A few days before the government imposed the first English national lockdown last March, Sadiq Khan and Transport for London moved quickly to scale back public transport services and urged people not to use them unless they were “critical workers”. The Waterloo & City line was suspended and around 40 Underground stations were closed.
But this time TfL says that – contrary to reports elsewhere – it has no plans to repeat last spring’s dramatic steps, even though Covid-19 infection rates have soared to comparable levels, the new variant of the coronavirus is much more transmissible, and the new government lockdown rules are very similar to the first set.
Why the difference? TfL says the government has slightly enlarged the range of reasons it is acceptable to travel, notably to include visiting people in support bubbles and providing childcare, which means maintaining normal public transport capacity is more desirable.
Also, there hasn’t been the same scale of fall-off in passenger numbers as before.
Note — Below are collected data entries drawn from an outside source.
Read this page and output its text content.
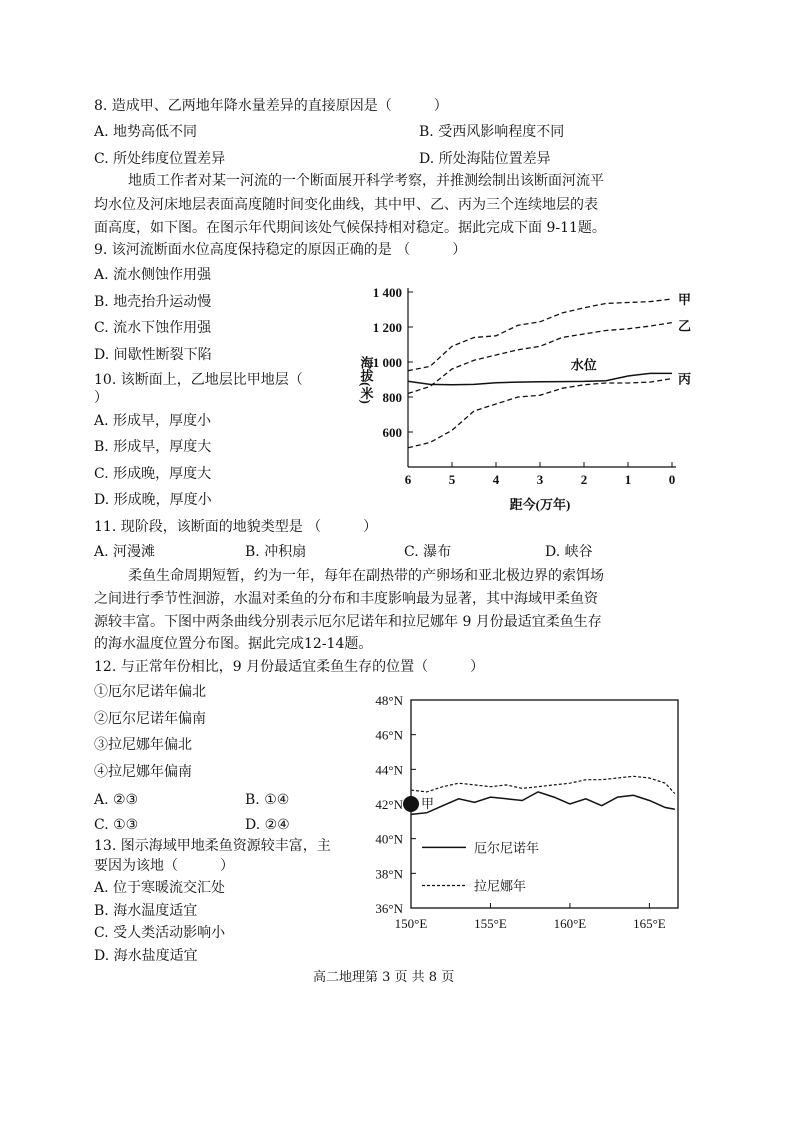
8. 造成甲、乙两地年降水量差异的直接原因是（　　　）
A. 地势高低不同	B. 受西风影响程度不同
C. 所处纬度位置差异	D. 所处海陆位置差异
地质工作者对某一河流的一个断面展开科学考察，并推测绘制出该断面河流平
均水位及河床地层表面高度随时间变化曲线，其中甲、乙、丙为三个连续地层的表
面高度，如下图。在图示年代期间该处气候保持相对稳定。据此完成下面 9-11题。
9. 该河流断面水位高度保持稳定的原因正确的是 （　　　）
A. 流水侧蚀作用强
B. 地壳抬升运动慢
C. 流水下蚀作用强
D. 间歇性断裂下陷
10. 该断面上，乙地层比甲地层（
）
A. 形成早，厚度小
B. 形成早，厚度大
C. 形成晚，厚度大
D. 形成晚，厚度小
11. 现阶段，该断面的地貌类型是 （　　　）
A. 河漫滩	B. 冲积扇	C. 瀑布	D. 峡谷
柔鱼生命周期短暂，约为一年，每年在副热带的产卵场和亚北极边界的索饵场
之间进行季节性洄游，水温对柔鱼的分布和丰度影响最为显著，其中海域甲柔鱼资
源较丰富。下图中两条曲线分别表示厄尔尼诺年和拉尼娜年 9 月份最适宜柔鱼生存
的海水温度位置分布图。据此完成12-14题。
12. 与正常年份相比，9 月份最适宜柔鱼生存的位置（　　　）
①厄尔尼诺年偏北
②厄尔尼诺年偏南
③拉尼娜年偏北
④拉尼娜年偏南
A. ②③	B. ①④
C. ①③	D. ②④
13. 图示海域甲地柔鱼资源较丰富，主
要因为该地（　　　）
A. 位于寒暖流交汇处
B. 海水温度适宜
C. 受人类活动影响小
D. 海水盐度适宜
高二地理第 3 页 共 8 页
1 400
1 200
1 000
800
600
6	5	4	3	2	1	0
距今(万年)
海拔(米)
甲
乙
丙
水位
48°N
46°N
44°N
42°N
40°N
38°N
36°N
150°E	155°E	160°E	165°E
甲
厄尔尼诺年
拉尼娜年
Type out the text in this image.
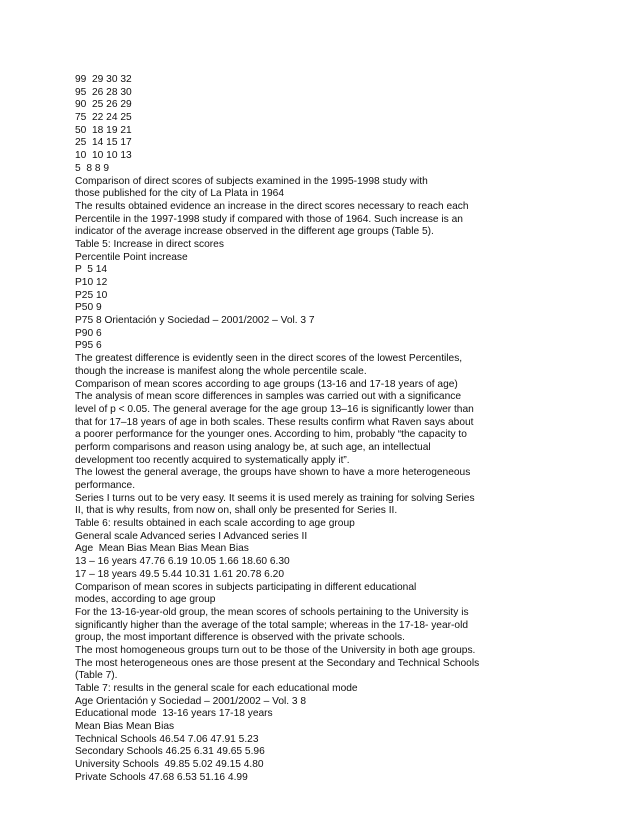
99  29 30 32
95  26 28 30
90  25 26 29
75  22 24 25
50  18 19 21
25  14 15 17
10  10 10 13
5  8 8 9
Comparison of direct scores of subjects examined in the 1995-1998 study with
those published for the city of La Plata in 1964
The results obtained evidence an increase in the direct scores necessary to reach each
Percentile in the 1997-1998 study if compared with those of 1964. Such increase is an
indicator of the average increase observed in the different age groups (Table 5).
Table 5: Increase in direct scores
Percentile Point increase
P  5 14
P10 12
P25 10
P50 9
P75 8 Orientación y Sociedad – 2001/2002 – Vol. 3 7
P90 6
P95 6
The greatest difference is evidently seen in the direct scores of the lowest Percentiles,
though the increase is manifest along the whole percentile scale.
Comparison of mean scores according to age groups (13-16 and 17-18 years of age)
The analysis of mean score differences in samples was carried out with a significance
level of p < 0.05. The general average for the age group 13–16 is significantly lower than
that for 17–18 years of age in both scales. These results confirm what Raven says about
a poorer performance for the younger ones. According to him, probably “the capacity to
perform comparisons and reason using analogy be, at such age, an intellectual
development too recently acquired to systematically apply it”.
The lowest the general average, the groups have shown to have a more heterogeneous
performance.
Series I turns out to be very easy. It seems it is used merely as training for solving Series
II, that is why results, from now on, shall only be presented for Series II.
Table 6: results obtained in each scale according to age group
General scale Advanced series I Advanced series II
Age  Mean Bias Mean Bias Mean Bias
13 – 16 years 47.76 6.19 10.05 1.66 18.60 6.30
17 – 18 years 49.5 5.44 10.31 1.61 20.78 6.20
Comparison of mean scores in subjects participating in different educational
modes, according to age group
For the 13-16-year-old group, the mean scores of schools pertaining to the University is
significantly higher than the average of the total sample; whereas in the 17-18- year-old
group, the most important difference is observed with the private schools.
The most homogeneous groups turn out to be those of the University in both age groups.
The most heterogeneous ones are those present at the Secondary and Technical Schools
(Table 7).
Table 7: results in the general scale for each educational mode
Age Orientación y Sociedad – 2001/2002 – Vol. 3 8
Educational mode  13-16 years 17-18 years
Mean Bias Mean Bias
Technical Schools 46.54 7.06 47.91 5.23
Secondary Schools 46.25 6.31 49.65 5.96
University Schools  49.85 5.02 49.15 4.80
Private Schools 47.68 6.53 51.16 4.99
As of 10.00 a.m. yesterday, the number of Tube entries and exits was 18% of the usual pre-pandemic figure while, bus tap-ins were at 30%. These are obviously much lower numbers than in normal times, but the falls during the first lockdown were even bigger, with demand at some points dropping to a mere 10% of normal for both bus and Tube. (The intervening, less severe tightening of restrictions in November, sometimes called Lockdown 2, saw Tube levels at about 25% of normal and bus levels at about 45%).
Last time, there was a public difference of opinion between transport secretary Matt Hancock and the Mayor over the level of Tube services, with Hancock maintaining that the more trains that were running, the easier it would be for people to practise social distancing in them and the Mayor saying that reducing public transport services as a whole would ensure a reliable level for those “critical workers” in the context of many TfL staff being likely to fall ill or having to self-isolate.
There was logic in both perspectives. Perhaps a significant difference ten months on is simply that not quite as many people are quite as anxious about using public transport – perhaps reassured by TfL’s drive to rebuild confidence in the Covid-safety of the network – meaning the scope for cutting services back is in any case more limited.
Also, the ridership figures for yesterday were almost exactly the same as they had been on Monday and Tuesday at a time of year when it is normal to see demand rising daily as people emerge from the Christmas holiday period. Maybe that will be the “new normal’ for London public transport use, at least until the next one comes along.